Primoris delivered the slowest revenue growth in the group. As expected, the stock is down 46.9% since the results and currently trades at $107.66.
Read our full analysis of Primoris’s results here.
APi (NYSE: APG)
Started in 1926 as an insulation contractor, APi (NYSE: APG) provides life safety solutions and specialty services for buildings and infrastructure.
APi reported revenues of $1.98 billion, up 15.3% year on year. This result beat analysts’ expectations by 3.5%. It was a very strong quarter as it also produced a solid beat of analysts’ revenue estimates.
APi had the weakest full-year guidance update among its peers. The stock is down 13.2% since reporting and currently trades at $42.22.
Read our full, actionable report on APi here, it’s free.

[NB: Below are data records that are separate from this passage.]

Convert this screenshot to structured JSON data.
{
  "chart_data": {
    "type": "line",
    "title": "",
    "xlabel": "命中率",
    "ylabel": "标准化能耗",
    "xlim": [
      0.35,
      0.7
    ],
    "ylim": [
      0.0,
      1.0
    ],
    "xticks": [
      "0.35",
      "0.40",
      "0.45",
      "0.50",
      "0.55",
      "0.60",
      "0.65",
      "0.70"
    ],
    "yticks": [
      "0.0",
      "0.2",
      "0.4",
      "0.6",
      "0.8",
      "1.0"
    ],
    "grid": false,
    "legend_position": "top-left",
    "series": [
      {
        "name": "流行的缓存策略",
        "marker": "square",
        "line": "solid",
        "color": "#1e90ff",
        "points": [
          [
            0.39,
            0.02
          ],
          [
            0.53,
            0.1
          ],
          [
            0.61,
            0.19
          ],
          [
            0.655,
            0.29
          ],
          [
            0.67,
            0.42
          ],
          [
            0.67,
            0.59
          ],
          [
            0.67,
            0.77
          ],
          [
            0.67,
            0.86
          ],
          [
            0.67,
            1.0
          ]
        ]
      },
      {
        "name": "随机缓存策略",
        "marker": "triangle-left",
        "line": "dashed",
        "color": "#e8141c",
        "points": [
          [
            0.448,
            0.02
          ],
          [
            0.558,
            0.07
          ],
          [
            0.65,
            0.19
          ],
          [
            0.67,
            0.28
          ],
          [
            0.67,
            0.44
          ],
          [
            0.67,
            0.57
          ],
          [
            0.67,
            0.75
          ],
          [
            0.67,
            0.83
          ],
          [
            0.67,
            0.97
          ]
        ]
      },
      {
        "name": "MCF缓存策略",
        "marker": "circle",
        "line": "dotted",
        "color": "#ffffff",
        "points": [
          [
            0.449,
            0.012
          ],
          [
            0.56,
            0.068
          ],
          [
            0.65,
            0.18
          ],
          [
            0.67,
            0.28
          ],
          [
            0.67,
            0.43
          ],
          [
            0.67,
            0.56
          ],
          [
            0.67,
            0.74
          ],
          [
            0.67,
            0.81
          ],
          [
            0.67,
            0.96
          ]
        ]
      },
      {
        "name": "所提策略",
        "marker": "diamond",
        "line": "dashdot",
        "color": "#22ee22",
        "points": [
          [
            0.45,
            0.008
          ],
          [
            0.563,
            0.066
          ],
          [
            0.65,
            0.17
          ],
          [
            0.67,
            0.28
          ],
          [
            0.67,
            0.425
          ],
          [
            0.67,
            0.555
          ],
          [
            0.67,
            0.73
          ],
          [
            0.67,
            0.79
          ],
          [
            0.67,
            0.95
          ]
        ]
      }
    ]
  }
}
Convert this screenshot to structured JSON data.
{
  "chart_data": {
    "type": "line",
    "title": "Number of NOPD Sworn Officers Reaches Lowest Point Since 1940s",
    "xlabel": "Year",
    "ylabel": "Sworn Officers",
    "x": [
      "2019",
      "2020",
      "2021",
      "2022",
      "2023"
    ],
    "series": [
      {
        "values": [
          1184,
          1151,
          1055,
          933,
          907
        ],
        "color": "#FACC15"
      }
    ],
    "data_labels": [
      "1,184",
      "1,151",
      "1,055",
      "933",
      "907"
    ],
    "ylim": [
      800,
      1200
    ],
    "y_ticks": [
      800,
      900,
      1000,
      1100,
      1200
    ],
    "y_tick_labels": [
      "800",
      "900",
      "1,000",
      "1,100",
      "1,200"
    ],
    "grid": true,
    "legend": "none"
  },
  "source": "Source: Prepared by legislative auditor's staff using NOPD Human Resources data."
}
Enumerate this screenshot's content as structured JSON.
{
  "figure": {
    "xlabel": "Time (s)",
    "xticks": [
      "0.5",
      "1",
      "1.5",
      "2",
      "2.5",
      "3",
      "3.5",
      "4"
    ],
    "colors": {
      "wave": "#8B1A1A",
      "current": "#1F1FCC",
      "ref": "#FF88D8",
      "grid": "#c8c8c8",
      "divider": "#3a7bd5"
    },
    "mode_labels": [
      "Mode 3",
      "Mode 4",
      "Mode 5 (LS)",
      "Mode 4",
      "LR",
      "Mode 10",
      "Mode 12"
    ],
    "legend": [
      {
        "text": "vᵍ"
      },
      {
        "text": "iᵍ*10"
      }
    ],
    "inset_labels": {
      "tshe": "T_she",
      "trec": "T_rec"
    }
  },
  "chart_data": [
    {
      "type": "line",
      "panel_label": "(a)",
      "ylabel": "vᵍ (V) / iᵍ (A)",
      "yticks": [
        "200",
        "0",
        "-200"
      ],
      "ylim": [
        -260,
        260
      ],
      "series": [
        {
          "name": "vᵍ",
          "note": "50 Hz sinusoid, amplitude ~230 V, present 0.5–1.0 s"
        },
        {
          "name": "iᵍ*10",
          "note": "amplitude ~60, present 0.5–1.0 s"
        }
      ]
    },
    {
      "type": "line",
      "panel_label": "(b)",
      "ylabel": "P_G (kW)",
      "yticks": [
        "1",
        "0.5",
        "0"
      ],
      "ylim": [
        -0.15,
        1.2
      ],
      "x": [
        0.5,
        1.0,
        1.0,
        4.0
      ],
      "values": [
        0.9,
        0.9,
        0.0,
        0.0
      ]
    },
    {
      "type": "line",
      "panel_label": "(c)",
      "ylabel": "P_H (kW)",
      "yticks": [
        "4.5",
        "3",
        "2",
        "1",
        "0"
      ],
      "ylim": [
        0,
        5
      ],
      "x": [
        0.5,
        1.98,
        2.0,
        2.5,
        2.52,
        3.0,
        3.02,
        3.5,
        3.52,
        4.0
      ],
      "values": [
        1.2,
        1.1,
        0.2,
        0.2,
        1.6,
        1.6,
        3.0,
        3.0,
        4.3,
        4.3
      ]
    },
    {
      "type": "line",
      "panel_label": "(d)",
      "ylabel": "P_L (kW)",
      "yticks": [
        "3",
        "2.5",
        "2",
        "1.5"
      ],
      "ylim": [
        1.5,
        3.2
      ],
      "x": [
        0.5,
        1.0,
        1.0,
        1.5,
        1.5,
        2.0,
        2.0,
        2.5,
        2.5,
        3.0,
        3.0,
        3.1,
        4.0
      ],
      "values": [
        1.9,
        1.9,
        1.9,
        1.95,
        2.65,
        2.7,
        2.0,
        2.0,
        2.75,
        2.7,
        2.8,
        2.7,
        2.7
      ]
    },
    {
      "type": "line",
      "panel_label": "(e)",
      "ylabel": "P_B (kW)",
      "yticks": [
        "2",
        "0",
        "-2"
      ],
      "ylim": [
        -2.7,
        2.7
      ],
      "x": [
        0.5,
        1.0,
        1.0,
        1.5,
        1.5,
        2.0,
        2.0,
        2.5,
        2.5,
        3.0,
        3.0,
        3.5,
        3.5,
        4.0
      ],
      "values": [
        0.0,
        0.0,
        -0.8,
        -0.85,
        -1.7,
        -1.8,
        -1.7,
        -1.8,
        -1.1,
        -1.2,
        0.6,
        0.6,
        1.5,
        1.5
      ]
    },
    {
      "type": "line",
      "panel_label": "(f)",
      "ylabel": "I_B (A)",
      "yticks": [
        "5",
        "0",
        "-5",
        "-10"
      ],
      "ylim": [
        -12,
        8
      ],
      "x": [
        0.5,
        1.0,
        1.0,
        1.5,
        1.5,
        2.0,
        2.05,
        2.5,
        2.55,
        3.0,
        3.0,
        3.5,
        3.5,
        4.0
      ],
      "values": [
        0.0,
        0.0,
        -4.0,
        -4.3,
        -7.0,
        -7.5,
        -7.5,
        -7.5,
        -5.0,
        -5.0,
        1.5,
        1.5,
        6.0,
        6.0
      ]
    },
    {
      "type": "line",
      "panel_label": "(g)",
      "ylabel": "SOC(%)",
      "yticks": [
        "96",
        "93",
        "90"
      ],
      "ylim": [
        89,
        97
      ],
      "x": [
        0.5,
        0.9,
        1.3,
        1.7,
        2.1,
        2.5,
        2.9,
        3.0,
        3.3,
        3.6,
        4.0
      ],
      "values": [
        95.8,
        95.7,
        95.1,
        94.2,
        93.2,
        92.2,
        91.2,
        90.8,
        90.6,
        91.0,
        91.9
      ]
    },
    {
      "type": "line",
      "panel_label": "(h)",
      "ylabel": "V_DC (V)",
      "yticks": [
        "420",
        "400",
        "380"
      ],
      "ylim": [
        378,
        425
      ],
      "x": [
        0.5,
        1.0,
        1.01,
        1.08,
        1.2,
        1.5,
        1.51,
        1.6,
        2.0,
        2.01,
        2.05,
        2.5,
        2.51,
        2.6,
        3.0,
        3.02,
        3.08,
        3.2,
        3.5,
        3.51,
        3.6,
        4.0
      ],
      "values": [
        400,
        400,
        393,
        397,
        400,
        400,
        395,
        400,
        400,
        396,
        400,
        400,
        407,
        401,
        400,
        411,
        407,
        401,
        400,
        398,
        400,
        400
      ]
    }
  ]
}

WillScot Mobile Mini (NASDAQ: WSC)
Originally focusing on mobile offices for construction sites, WillScot (NASDAQ: WSC) provides ready-to-use temporary spaces, largely for longer-term lease.
WillScot Mobile Mini reported revenues of $548.6 million, down 2% year on year. This number topped analysts’ expectations by 6.2%. Overall, it was a stunning quarter as it also logged a beat of analysts’ EPS estimates and an impressive beat of analysts’ adjusted operating income estimates.
The stock is flat since reporting and currently trades at $23.42.
Read our full, actionable report on WillScot Mobile Mini here, it’s free.
Market Update
Late in 2025 into early 2026, there was hand wringing around artificial intelligence. For software companies, the fear was that AI would erode pricing power and compress margins as new tools made it easier to replicate what once required expensive enterprise platforms. Crypto investors had their own version of the same anxiety: if AI agents could trade, allocate capital, and manage wallets autonomously, what exactly was the long-term value of today’s crypto infrastructure?
These concerns triggered a noticeable rotation away from these sectors and into safer havens. But markets rarely dwell on one narrative for long. Spring 2026 came, and the focus shifted abruptly from technological disruption to geopolitical risk. The US’ conflict with Iran became the dominant driver of market psychology, and when geopolitics takes center stage, the script changes quickly. Investors stop debating growth rates and start worrying about oil supply, inflation, and global stability.